The bill "aimed at strengthening the right to abortion", examined at second reading, was adopted at the end of the evening by 79 votes against 36 and 8 abstentions, after often heated debates.

The text was adopted in October 2020 in the Assembly before being rejected in the Senate, and the rest of its legislative journey and therefore its final adoption under the current legislature remain uncertain.

The government, for its part, has not commented, issuing only a "wisdom opinion" on all the provisions of the text, without a firm commitment to have it examined again in the Senate.

The Minister of Health Olivier Véran, a doctor by training, however, said he was personally in favor of extending the legal deadline.

The opponents of the measure have multiplied the interventions to underline, like Fabien Di Filippo (LR), that with the growth of the fetus between 12 and 14 weeks "the act of abortion changes in nature", with " gynecological consequences which can be serious ".

Several right-wing MPs have pleaded for better access for women to abortion within the current deadline, rather than its extension.

Co-rapporteur Albane Gaillot (non-registered, ex-LREM) replied that this measure was "not a fad of a feminist activist" but was inspired by "meetings on the ground".

French MP (then registered with LREM) Albane Gaillot at the National Assembly in Paris, February 6, 2019 Christophe ARCHAMBAULT AFP / Archives

"The subject is not technical, the subject is the right of women to dispose of their bodies," she pleaded.

Clashes

The deputies also abolished the 48-hour delay between the psycho-social interview and the collection of consent to an abortion, a provision which has provoked new clashes.

"There is no infringement of the freedom of choice. We do not eliminate the possibility of reflection for those who wish it", pleaded the socialist co-rapporteur Marie-Noëlle Battistel.

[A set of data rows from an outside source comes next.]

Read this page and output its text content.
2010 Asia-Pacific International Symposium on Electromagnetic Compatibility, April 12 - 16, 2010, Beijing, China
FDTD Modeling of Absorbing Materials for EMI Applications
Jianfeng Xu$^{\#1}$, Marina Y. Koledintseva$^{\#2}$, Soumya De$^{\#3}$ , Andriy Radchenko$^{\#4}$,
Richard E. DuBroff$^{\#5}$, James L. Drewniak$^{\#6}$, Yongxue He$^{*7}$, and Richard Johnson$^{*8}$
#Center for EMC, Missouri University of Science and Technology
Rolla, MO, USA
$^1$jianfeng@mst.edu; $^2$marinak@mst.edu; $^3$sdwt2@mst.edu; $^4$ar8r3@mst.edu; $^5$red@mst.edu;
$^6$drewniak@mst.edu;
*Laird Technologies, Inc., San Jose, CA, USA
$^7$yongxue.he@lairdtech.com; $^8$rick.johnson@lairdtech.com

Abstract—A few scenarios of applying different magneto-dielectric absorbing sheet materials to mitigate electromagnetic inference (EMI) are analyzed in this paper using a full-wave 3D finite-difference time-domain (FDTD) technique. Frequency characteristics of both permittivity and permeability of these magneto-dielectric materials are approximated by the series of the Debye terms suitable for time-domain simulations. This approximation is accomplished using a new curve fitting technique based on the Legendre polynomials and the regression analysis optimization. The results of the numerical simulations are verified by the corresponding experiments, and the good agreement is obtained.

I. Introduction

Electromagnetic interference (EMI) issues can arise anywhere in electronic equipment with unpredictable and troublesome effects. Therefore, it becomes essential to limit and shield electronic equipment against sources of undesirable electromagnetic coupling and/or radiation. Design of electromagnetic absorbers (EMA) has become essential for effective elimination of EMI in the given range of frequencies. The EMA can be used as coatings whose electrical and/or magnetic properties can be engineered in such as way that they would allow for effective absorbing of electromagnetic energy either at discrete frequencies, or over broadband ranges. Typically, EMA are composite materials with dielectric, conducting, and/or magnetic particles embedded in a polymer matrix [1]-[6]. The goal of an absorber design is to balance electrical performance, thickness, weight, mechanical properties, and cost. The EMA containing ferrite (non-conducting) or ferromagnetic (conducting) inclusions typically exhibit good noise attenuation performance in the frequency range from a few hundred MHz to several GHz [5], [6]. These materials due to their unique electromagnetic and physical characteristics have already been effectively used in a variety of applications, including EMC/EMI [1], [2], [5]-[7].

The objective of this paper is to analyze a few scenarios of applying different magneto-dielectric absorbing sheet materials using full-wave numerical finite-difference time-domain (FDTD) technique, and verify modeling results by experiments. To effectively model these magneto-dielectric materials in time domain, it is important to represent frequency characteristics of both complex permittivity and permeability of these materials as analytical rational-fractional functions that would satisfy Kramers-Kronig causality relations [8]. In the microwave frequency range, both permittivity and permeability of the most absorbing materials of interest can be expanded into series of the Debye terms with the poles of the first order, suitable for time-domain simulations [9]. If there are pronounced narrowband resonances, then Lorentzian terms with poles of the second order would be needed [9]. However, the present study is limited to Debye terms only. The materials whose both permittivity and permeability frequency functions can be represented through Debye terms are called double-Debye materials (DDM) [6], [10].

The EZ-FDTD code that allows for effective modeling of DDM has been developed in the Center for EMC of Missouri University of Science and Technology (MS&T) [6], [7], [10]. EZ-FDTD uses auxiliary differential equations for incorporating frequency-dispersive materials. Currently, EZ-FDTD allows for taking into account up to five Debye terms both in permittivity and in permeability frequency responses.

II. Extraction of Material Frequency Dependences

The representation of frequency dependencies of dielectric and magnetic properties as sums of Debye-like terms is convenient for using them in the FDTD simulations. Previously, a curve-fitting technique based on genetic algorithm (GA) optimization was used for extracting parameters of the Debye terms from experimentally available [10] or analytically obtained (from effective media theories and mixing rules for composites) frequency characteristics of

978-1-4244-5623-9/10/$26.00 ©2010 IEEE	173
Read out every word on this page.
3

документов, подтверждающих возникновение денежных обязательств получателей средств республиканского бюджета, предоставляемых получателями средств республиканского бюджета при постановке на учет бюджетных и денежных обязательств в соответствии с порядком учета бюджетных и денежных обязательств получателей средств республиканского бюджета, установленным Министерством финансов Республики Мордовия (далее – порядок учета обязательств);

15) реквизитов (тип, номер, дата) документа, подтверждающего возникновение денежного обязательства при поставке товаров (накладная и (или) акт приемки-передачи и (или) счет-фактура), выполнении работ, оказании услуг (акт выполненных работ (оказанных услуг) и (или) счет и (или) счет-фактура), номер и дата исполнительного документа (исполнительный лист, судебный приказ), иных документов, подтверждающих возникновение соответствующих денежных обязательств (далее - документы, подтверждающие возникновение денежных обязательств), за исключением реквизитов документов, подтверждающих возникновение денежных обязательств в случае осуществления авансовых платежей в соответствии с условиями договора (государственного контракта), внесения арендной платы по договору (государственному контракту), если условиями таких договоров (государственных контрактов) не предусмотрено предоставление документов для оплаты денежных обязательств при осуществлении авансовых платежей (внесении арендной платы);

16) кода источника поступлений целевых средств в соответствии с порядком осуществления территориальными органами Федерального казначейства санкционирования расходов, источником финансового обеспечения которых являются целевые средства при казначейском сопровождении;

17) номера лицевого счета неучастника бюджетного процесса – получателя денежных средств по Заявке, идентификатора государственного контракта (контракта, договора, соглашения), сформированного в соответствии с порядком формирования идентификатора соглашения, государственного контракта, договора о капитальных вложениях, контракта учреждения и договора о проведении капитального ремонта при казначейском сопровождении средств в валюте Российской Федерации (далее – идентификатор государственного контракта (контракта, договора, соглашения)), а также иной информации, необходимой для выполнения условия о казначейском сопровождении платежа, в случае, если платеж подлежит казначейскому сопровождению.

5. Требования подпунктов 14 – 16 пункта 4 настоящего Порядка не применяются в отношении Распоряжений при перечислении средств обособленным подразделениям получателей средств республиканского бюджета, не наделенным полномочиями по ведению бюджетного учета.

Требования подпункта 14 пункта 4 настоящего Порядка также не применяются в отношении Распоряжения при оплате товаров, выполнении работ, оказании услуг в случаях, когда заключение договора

Conversely, Philippe Gosselin (LR) supported this "period of serenity, this time to step back" and estimated that by removing it "we are moving away from the spirit and the letter" of the Veil law establishing the right to abortion.

Another provision adopted allows the extension of the competence of midwives, already authorized to perform medical abortions, to surgical abortions.

Opponents of the text nevertheless managed to score a point by passing LR amendments emptying article 2 of the proposed law of its substance, which ended in removing the conscience clause for doctors specific to abortion while maintaining their general conscience clause for any medical act to which they are opposed.

This conscience clause specific to abortion "has the sole impact of stigmatizing" women wishing to have an abortion, said Annie Chapelier (Agir group, ally of the majority).

But on the right Patrick Hetzel (LR) developed that the two clauses were not identical: regulatory therefore submitted to the government for the "general" clause, legislative therefore engraved in the law for the "specific" clause.

"Crossing it out with the stroke of a pen is very worrying for freedoms," he said.

This deletion "is massively contested by the profession" and would help to make abortion a "harmless act", said Emmanuelle Ménard (not registered, close to the RN).

Mr. Véran himself was reserved on this measure: "it is not excluded that there is a bad interpretation of this deletion (of the specific clause) which could sow trouble in the medical community", he said.